Quella promessa  di Giustizia di due vite al loro inizio mi ha commosso. Forse è stato questo il premio più bello.”

Nel 2016 hai interpretato, come unico attore del cast, il ruolo del Pascià Selim ne “Il Ratto del Serraglio” di Mozart, al Teatro alla Scala di Milano… Cosa si prova a poter calcae il palco di un simile teatro?

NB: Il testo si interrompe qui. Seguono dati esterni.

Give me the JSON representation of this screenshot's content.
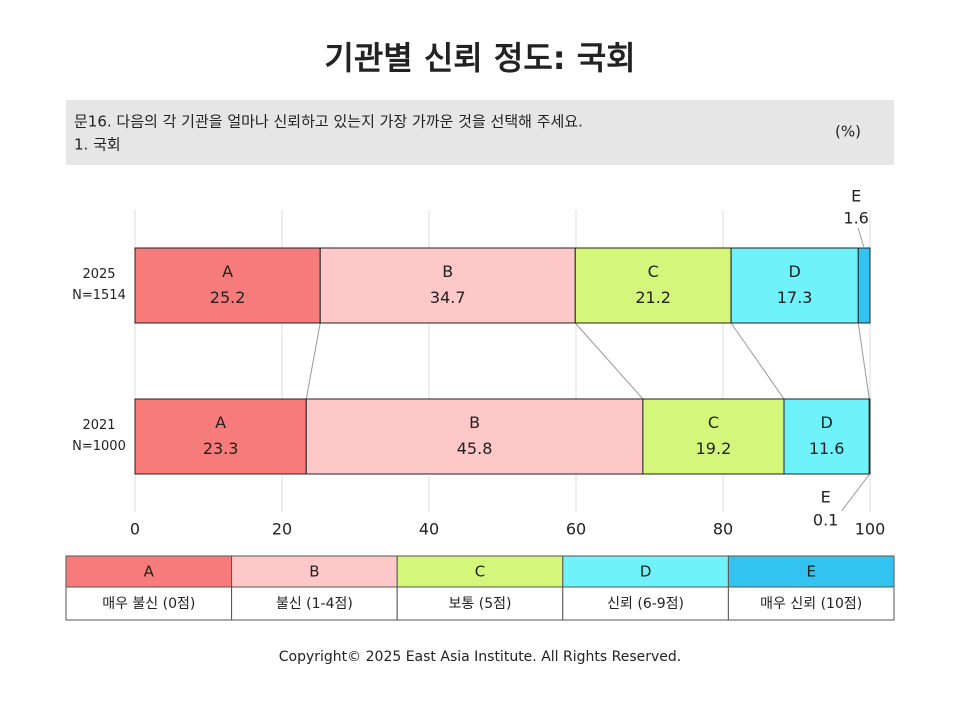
{
  "chart_data": {
    "type": "stacked-bar-horizontal",
    "title": "기관별 신뢰 정도: 국회",
    "question": {
      "text": "문16. 다음의 각 기관을 얼마나 신뢰하고 있는지 가장 가까운 것을 선택해 주세요.",
      "item": "1. 국회"
    },
    "unit": "(%)",
    "categories": [
      "2025",
      "2021"
    ],
    "sample_sizes": [
      "N=1514",
      "N=1000"
    ],
    "series": [
      {
        "name": "A",
        "description": "매우 불신 (0점)",
        "color": "#f77b7b",
        "values": [
          25.2,
          23.3
        ]
      },
      {
        "name": "B",
        "description": "불신 (1-4점)",
        "color": "#ffc8c8",
        "values": [
          34.7,
          45.8
        ]
      },
      {
        "name": "C",
        "description": "보통 (5점)",
        "color": "#d4f67a",
        "values": [
          21.2,
          19.2
        ]
      },
      {
        "name": "D",
        "description": "신뢰 (6-9점)",
        "color": "#70f2fa",
        "values": [
          17.3,
          11.6
        ]
      },
      {
        "name": "E",
        "description": "매우 신뢰 (10점)",
        "color": "#33c3f0",
        "values": [
          1.6,
          0.1
        ]
      }
    ],
    "xlim": [
      0,
      100
    ],
    "xticks": [
      0,
      20,
      40,
      60,
      80,
      100
    ],
    "grid": true,
    "copyright": "Copyright© 2025 East Asia Institute. All Rights Reserved."
  }
}
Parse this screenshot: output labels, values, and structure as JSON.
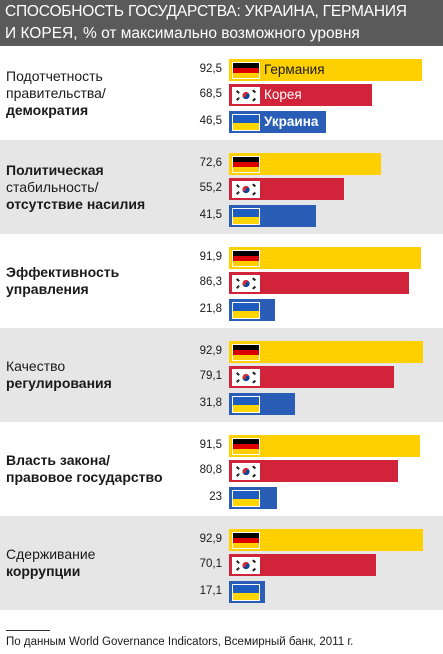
{
  "header": {
    "title_line1": "СПОСОБНОСТЬ ГОСУДАРСТВА: УКРАИНА, ГЕРМАНИЯ",
    "title_line2": "И КОРЕЯ,",
    "subtitle": "% от максимально возможного уровня"
  },
  "footnote": "По данным  World Governance Indicators, Всемирный банк, 2011 г.",
  "colors": {
    "germany": "#ffd000",
    "korea": "#d1233a",
    "ukraine": "#2a5db5",
    "shaded_band": "#e6e6e6",
    "title_bar": "#5a5a5a"
  },
  "chart_data": {
    "type": "bar",
    "orientation": "horizontal",
    "xlim": [
      0,
      100
    ],
    "series": [
      {
        "name": "Германия",
        "flag": "germany-flag",
        "values": [
          92.5,
          72.6,
          91.9,
          92.9,
          91.5,
          92.9
        ],
        "labels": [
          "92,5",
          "72,6",
          "91,9",
          "92,9",
          "91,5",
          "92,9"
        ]
      },
      {
        "name": "Корея",
        "flag": "korea-flag",
        "values": [
          68.5,
          55.2,
          86.3,
          79.1,
          80.8,
          70.1
        ],
        "labels": [
          "68,5",
          "55,2",
          "86,3",
          "79,1",
          "80,8",
          "70,1"
        ]
      },
      {
        "name": "Украина",
        "flag": "ukraine-flag",
        "values": [
          46.5,
          41.5,
          21.8,
          31.8,
          23,
          17.1
        ],
        "labels": [
          "46,5",
          "41,5",
          "21,8",
          "31,8",
          "23",
          "17,1"
        ]
      }
    ],
    "categories": [
      {
        "lines": [
          {
            "text": "Подотчетность",
            "bold": false
          },
          {
            "text": "правительства/",
            "bold": false
          },
          {
            "text": "демократия",
            "bold": true
          }
        ]
      },
      {
        "lines": [
          {
            "text": "Политическая",
            "bold": true
          },
          {
            "text": "стабильность/",
            "bold": false
          },
          {
            "text": "отсутствие насилия",
            "bold": true
          }
        ]
      },
      {
        "lines": [
          {
            "text": "Эффективность",
            "bold": true
          },
          {
            "text": "управления",
            "bold": true
          }
        ]
      },
      {
        "lines": [
          {
            "text": "Качество",
            "bold": false
          },
          {
            "text": "регулирования",
            "bold": true
          }
        ]
      },
      {
        "lines": [
          {
            "text": "Власть закона/",
            "bold": true
          },
          {
            "text": "правовое государство",
            "bold": true
          }
        ]
      },
      {
        "lines": [
          {
            "text": "Сдерживание",
            "bold": false
          },
          {
            "text": "коррупции",
            "bold": true
          }
        ]
      }
    ],
    "in_bar_labels_group": 0
  }
}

“Prima ancora di arrivare sul palco sono state emozionanti le prove (una fase del lavoro che amo). Ero l’unico attore ma ovviamente non l’unico personaggio: gli altri erano interpretati da bravissimi cantanti lirici, è stato bellissimo cercare un amalgama efficace tra i nostri linguaggi. E poi svegliarsi la mattina per andare a provare uno spettacolo con un’orchestra che ti suona Mozart attorno, beh è davvero tanta roba.
Poi ovviamente salire su quel palco con quattromila occhi addosso pensando a quanta Storia hanno visto quei muri fa impressione. Ci si sente in un tempio, e si fa di tutto per onorarlo.”

Progetti futuri?

“Oltre a Le Guerre Horrende in questi giorni sta uscendo anche un cortometraggio che ho girato subito dopo il lockdown, con Angela Finocchiaro e Erica Del Bianco, dal titolo “Verdiana”, diretto da Daniele Lince e Elena Beatrice e con la supervisione artistica di Silvio Soldini.
Quanto al teatro, sto lavorando alla nascita del nuovo spettacolo e cercando di capire quando possiamo ripartire con Bum.”

Concludendo?

“Concludendo: Guardate Le Guerre Horrende! Lo trovate su Rakuten, Itunes, Chili, Google Play, CG Digital.
E se i lettori di LF Magazine fossero curiosi di vedere “Bum ha i piedi bruciati”, sui miei canali social pubblicherò le date non appena la situazione ci consentirà di ripartire.
Per il resto teniamo duro e portiamo pazienza. Continuiamo a fare attenzione e ne usciremo presto!”